Taking away two preseason games, in which veterans go less than all out and spend much of their time on the sideline, and replacing them with two far more intense regular season games might seem to increase the threat of injuries. But Newsome, a Hall of Fame tight end for the Cleveland Browns, said he isn't overly concerned.

"We've had more guys sustain injuries in practice," Newsome said. "They didn't get hurt in games. They got hurt in practice. You have to practice. You can't get rid of injuries."

The questions, then, become what changes to make and when to make them. Goodell said at an owners' meeting in May in Atlanta that the owners were considering the possibility of adding a 17th regular season game. That could leave some teams playing nine home games in a season while others play eight. Goodell said the extra home game could rotate annually by conference.

It also has been speculated that, with the NFL having made a push in recent years to increase its global appeal by playing regular season games outside the United States, the 17th regular season game could be devoted to playing at overseas sites. Cross said he could envision that happening.

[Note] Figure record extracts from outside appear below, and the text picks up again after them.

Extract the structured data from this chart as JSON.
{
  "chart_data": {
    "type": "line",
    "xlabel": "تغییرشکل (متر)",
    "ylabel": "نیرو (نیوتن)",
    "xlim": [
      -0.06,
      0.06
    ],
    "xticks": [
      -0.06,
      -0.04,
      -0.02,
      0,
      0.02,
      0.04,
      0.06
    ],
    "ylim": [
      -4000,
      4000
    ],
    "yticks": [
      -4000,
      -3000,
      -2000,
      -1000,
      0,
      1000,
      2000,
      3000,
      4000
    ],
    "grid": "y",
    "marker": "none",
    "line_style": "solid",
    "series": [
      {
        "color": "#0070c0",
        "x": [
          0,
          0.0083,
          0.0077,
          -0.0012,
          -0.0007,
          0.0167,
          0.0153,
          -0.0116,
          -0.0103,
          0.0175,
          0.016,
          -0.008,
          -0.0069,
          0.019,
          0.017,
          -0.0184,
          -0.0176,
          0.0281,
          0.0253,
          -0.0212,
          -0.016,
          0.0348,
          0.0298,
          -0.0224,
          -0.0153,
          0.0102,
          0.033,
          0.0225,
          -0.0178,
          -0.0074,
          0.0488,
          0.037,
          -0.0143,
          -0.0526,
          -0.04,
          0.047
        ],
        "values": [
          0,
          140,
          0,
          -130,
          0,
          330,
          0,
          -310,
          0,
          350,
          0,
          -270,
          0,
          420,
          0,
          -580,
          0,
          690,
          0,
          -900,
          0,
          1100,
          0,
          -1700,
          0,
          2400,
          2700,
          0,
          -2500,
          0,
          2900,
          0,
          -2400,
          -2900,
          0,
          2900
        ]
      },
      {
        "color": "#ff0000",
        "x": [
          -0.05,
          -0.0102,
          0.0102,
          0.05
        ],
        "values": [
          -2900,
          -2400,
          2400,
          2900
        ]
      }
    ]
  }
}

"I think it'll go to 17 first," Cross said, adding that he could foresee such a change as soon as the 2009 season. "I think we'll see the 17th in pretty short order and then if that works well, go to 18 somewhere down the line."

But Kraft said he would favor a jump from 16 to 18 regular season games per team.

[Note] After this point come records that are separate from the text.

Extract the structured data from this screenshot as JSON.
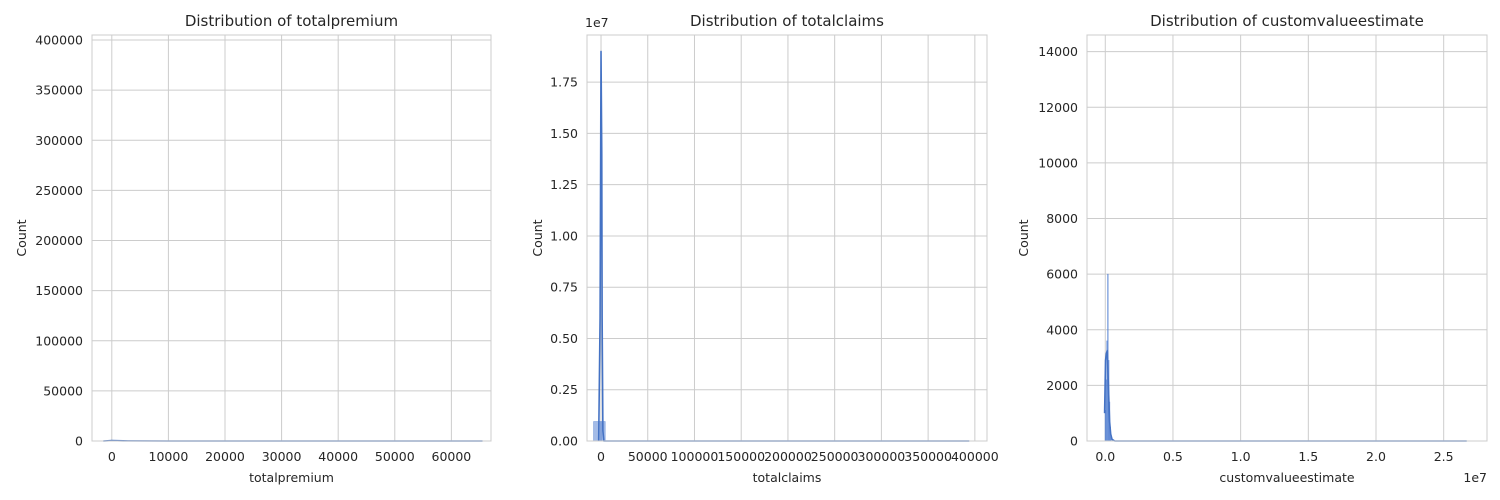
{
  "chart_data": [
    {
      "type": "histogram",
      "title": "Distribution of totalpremium",
      "xlabel": "totalpremium",
      "ylabel": "Count",
      "xlim": [
        -3500,
        67000
      ],
      "ylim": [
        0,
        405000
      ],
      "xticks": [
        0,
        10000,
        20000,
        30000,
        40000,
        50000,
        60000
      ],
      "xtick_labels": [
        "0",
        "10000",
        "20000",
        "30000",
        "40000",
        "50000",
        "60000"
      ],
      "yticks": [
        0,
        50000,
        100000,
        150000,
        200000,
        250000,
        300000,
        350000,
        400000
      ],
      "ytick_labels": [
        "0",
        "50000",
        "100000",
        "150000",
        "200000",
        "250000",
        "300000",
        "350000",
        "400000"
      ],
      "y_offset_label": "",
      "bins": [],
      "kde": {
        "x": [
          -1500,
          0,
          2000,
          10000,
          30000,
          50000,
          65500
        ],
        "y": [
          0,
          400,
          150,
          0,
          0,
          0,
          0
        ]
      },
      "color": "#4878cf"
    },
    {
      "type": "histogram",
      "title": "Distribution of totalclaims",
      "xlabel": "totalclaims",
      "ylabel": "Count",
      "xlim": [
        -15000,
        413000
      ],
      "ylim": [
        0,
        19800000
      ],
      "xticks": [
        0,
        50000,
        100000,
        150000,
        200000,
        250000,
        300000,
        350000,
        400000
      ],
      "xtick_labels": [
        "0",
        "50000",
        "100000",
        "150000",
        "200000",
        "250000",
        "300000",
        "350000",
        "400000"
      ],
      "yticks": [
        0,
        2500000,
        5000000,
        7500000,
        10000000,
        12500000,
        15000000,
        17500000
      ],
      "ytick_labels": [
        "0.00",
        "0.25",
        "0.50",
        "0.75",
        "1.00",
        "1.25",
        "1.50",
        "1.75"
      ],
      "y_offset_label": "1e7",
      "bins": [
        {
          "x0": -8000,
          "x1": 0,
          "value": 950000
        },
        {
          "x0": 0,
          "x1": 4500,
          "value": 950000
        }
      ],
      "kde": {
        "x": [
          -2500,
          -1000,
          0,
          800,
          1200,
          2000,
          3000,
          10000,
          200000,
          394000
        ],
        "y": [
          0,
          6000000,
          19000000,
          14000000,
          6000000,
          500000,
          0,
          0,
          0,
          0
        ]
      },
      "color": "#4878cf"
    },
    {
      "type": "histogram",
      "title": "Distribution of customvalueestimate",
      "xlabel": "customvalueestimate",
      "ylabel": "Count",
      "xlim": [
        -1350000,
        28200000
      ],
      "ylim": [
        0,
        14600
      ],
      "xticks": [
        0,
        5000000,
        10000000,
        15000000,
        20000000,
        25000000
      ],
      "xtick_labels": [
        "0.0",
        "0.5",
        "1.0",
        "1.5",
        "2.0",
        "2.5"
      ],
      "yticks": [
        0,
        2000,
        4000,
        6000,
        8000,
        10000,
        12000,
        14000
      ],
      "ytick_labels": [
        "0",
        "2000",
        "4000",
        "6000",
        "8000",
        "10000",
        "12000",
        "14000"
      ],
      "y_offset_label": "",
      "x_offset_label": "1e7",
      "bins": [
        {
          "x0": -20000,
          "x1": 40000,
          "value": 1100
        },
        {
          "x0": 40000,
          "x1": 100000,
          "value": 2200
        },
        {
          "x0": 100000,
          "x1": 160000,
          "value": 3600
        },
        {
          "x0": 160000,
          "x1": 220000,
          "value": 6000
        },
        {
          "x0": 220000,
          "x1": 280000,
          "value": 2900
        },
        {
          "x0": 280000,
          "x1": 340000,
          "value": 1400
        },
        {
          "x0": 340000,
          "x1": 400000,
          "value": 500
        },
        {
          "x0": 400000,
          "x1": 460000,
          "value": 150
        }
      ],
      "kde": {
        "x": [
          -50000,
          20000,
          80000,
          150000,
          230000,
          320000,
          400000,
          500000,
          700000,
          26700000
        ],
        "y": [
          1000,
          2900,
          3150,
          3250,
          2000,
          700,
          250,
          60,
          0,
          0
        ]
      },
      "color": "#4878cf"
    }
  ]
}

"I could support the other [17 games] if my colleagues thought that was the way to go," Kraft said. "But we all want to win and it's about competitive balance. If you go to 17, there would be some competitive imbalance each season. I would support 17. But I think 18 is a little cleaner."

In May, Goodell was noncommittal when asked whether talks with the union to secure the players' approval of lengthening the regular season would have to come as part of the labor negotiations, or in a separate set of discussions that could be more quickly resolved. He said that had yet to be determined. This week, Kraft said he believes such talks with the union must come as part of the labor negotiations.

If so, that would mean the change probably wouldn't be made before the 2010 season. Under the current labor agreement, the 2009 season is the final one with a salary cap. That is likely to push the owners and players to try to get a new labor deal done in the spring of 2010, and any changes negotiated into that agreement would take effect the following fall.

The TV money could be negotiated soon thereafter. The league's deals with NBC, Fox and CBS run through the 2011 season. Its deal with DirecTV expires after the 2010 season, and its deal with ESPN runs through the 2013 season.

"I would only see it as part of a new labor deal," Kraft said. "We could probably negotiate on the TV end of it. It would create some opportunities to do a few things. But I really see this in the context of the labor agreement."